Durante los rodajes, entre el personal de producción hubo auténticos depredadores. Hasta el punto de que uno de ellos, Brian Peck, organizó una barbacoa en su casa y le enseñó a los críos las cartas que intercambiaba con un asesino en serie que cumplía condena en la cárcel. También le pedía a las niñas que caminasen por su espalda desnuda. Lo más habitual. Ese capítulo merece más la pena porque entra dentro de lo inverosímil.
El siguiente episodio, el tercero, trata los abusos sufridos por Drake Bell por parte de este sujeto. Peck fue a la cárcel en 2003, pero la cadena se organizó para que no se conociera quién era la víctima. Incluso, en el juicio, todo el personal de la cadena, incluidos los niños actores, enviaron cartas al juez dando su apoyo al acusado.
Muchos ahora se arrepienten. El resto del documental son los manejos de Nickelodeon para ocultar este marrón e, incuso, hay un quinto capítulo donde se cuenta cómo trató de actuar también contra esta docuserie.

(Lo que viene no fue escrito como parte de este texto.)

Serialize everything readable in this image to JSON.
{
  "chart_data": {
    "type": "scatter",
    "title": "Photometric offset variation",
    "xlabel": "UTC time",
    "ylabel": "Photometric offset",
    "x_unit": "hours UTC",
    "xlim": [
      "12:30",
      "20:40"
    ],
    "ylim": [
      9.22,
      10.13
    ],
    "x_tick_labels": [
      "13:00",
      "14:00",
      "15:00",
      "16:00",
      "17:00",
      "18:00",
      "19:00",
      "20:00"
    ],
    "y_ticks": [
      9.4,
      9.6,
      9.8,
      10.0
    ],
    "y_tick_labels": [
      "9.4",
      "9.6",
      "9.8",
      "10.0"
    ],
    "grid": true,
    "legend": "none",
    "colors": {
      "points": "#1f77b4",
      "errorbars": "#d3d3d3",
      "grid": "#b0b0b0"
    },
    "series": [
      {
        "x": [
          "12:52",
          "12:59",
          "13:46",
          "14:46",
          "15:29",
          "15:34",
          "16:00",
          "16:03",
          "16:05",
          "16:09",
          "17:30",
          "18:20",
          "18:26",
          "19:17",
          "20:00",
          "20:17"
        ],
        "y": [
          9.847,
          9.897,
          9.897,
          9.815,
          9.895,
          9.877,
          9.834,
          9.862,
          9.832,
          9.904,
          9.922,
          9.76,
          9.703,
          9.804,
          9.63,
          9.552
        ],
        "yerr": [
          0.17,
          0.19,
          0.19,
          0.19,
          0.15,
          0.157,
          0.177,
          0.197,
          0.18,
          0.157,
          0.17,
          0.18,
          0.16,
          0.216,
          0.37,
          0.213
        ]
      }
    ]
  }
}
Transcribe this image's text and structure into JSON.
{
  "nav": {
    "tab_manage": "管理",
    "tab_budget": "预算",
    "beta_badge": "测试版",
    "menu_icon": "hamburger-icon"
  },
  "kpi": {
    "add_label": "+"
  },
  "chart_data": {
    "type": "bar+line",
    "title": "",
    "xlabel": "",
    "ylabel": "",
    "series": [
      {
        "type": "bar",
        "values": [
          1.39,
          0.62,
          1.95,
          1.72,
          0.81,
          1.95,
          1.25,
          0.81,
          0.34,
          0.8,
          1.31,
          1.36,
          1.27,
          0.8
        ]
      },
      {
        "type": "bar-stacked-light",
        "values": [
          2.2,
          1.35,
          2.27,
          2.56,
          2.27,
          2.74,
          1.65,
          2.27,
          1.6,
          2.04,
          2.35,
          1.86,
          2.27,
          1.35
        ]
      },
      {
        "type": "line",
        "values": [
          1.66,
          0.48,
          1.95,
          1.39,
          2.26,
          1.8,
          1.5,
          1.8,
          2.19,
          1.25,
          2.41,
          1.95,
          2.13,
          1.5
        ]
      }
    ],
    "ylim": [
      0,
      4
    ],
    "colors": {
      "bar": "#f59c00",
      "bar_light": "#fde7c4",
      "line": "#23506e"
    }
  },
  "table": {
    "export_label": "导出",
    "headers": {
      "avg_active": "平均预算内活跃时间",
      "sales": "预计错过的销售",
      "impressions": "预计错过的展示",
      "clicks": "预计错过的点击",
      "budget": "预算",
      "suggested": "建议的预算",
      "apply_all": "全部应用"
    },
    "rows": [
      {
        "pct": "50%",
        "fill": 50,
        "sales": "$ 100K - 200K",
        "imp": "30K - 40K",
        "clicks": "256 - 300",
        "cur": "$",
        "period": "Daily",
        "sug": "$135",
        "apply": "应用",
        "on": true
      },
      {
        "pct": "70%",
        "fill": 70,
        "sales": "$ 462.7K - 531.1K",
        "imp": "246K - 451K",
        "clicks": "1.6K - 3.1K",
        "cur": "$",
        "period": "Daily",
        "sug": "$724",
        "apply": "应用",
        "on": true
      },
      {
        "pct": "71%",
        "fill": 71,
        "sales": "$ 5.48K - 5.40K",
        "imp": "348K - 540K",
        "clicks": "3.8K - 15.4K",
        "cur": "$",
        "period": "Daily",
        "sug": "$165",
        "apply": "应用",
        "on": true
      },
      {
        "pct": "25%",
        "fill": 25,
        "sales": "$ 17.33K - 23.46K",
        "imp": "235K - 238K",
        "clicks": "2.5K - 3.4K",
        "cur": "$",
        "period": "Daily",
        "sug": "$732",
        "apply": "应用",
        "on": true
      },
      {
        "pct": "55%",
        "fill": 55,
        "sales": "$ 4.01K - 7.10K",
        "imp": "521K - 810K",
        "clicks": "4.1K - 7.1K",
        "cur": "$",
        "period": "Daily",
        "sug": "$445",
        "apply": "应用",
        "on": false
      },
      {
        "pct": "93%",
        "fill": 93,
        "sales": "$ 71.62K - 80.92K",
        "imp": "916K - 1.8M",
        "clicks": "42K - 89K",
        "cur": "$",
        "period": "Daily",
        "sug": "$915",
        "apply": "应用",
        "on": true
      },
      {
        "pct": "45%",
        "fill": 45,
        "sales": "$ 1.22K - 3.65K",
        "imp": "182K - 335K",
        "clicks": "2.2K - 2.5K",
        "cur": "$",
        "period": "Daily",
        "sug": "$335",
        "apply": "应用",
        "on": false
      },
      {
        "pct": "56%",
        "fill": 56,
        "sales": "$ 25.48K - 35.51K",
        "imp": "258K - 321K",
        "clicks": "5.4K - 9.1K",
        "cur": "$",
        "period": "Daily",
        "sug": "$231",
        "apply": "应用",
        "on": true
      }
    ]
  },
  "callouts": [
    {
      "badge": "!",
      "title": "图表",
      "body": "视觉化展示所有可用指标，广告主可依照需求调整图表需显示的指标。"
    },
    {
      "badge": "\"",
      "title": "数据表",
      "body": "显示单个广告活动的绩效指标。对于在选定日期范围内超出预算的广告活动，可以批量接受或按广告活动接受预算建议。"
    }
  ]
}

En Estados Unidos, donde todos estos espacios son más conocidos, puede que El lado oscuro de la televisión infantil tenga más empaque. Aquí no pasa de curiosidad y como constatación de hasta qué punto es poderoso el dinero en ese país y del valor que tienen todos los testimonios que ahora, a toro pasado, permiten tirar del hilo, obtener confesiones y retratar determinados ambientes y negocios, aunque haya quien los confunda con cacerías o aquelarres.
Por otro lado, la docuserie también sirve para constatar que las plataformas de Sillicon Valley han logrado que tengamos una oferta descomunal de los contenidos propios de un magazín matutino como el de Ana Rosa Quintana o María Teresa Campos en su día, o un late-night como Esta noche cruzamos el Mississsippi. Todo sucesos. Abusos sexuales, crímenes, violaciones, más crímenes, estafas, crímenes lo más crueles posibles, desapariciones y ¿he dicho crímenes?
Ahora mismo Filmin, la aplicación de TVE y la del Canal Arte son los únicos refugios contra esta oleada de televisión convencional, un tsunami, sin precedentes y que compite con descaro con el contenido del famoso diario El Caso. El problema es que las citadas plataformas no tienen dinero suficiente para producir ficción serializada con los estándares que hubo a principios de siglo. La competencia sin control del capitalismo nos ha llevado a una situación como la de la televisión de los 90, pero con una oferta pantagruélica en lugar de cinco canales.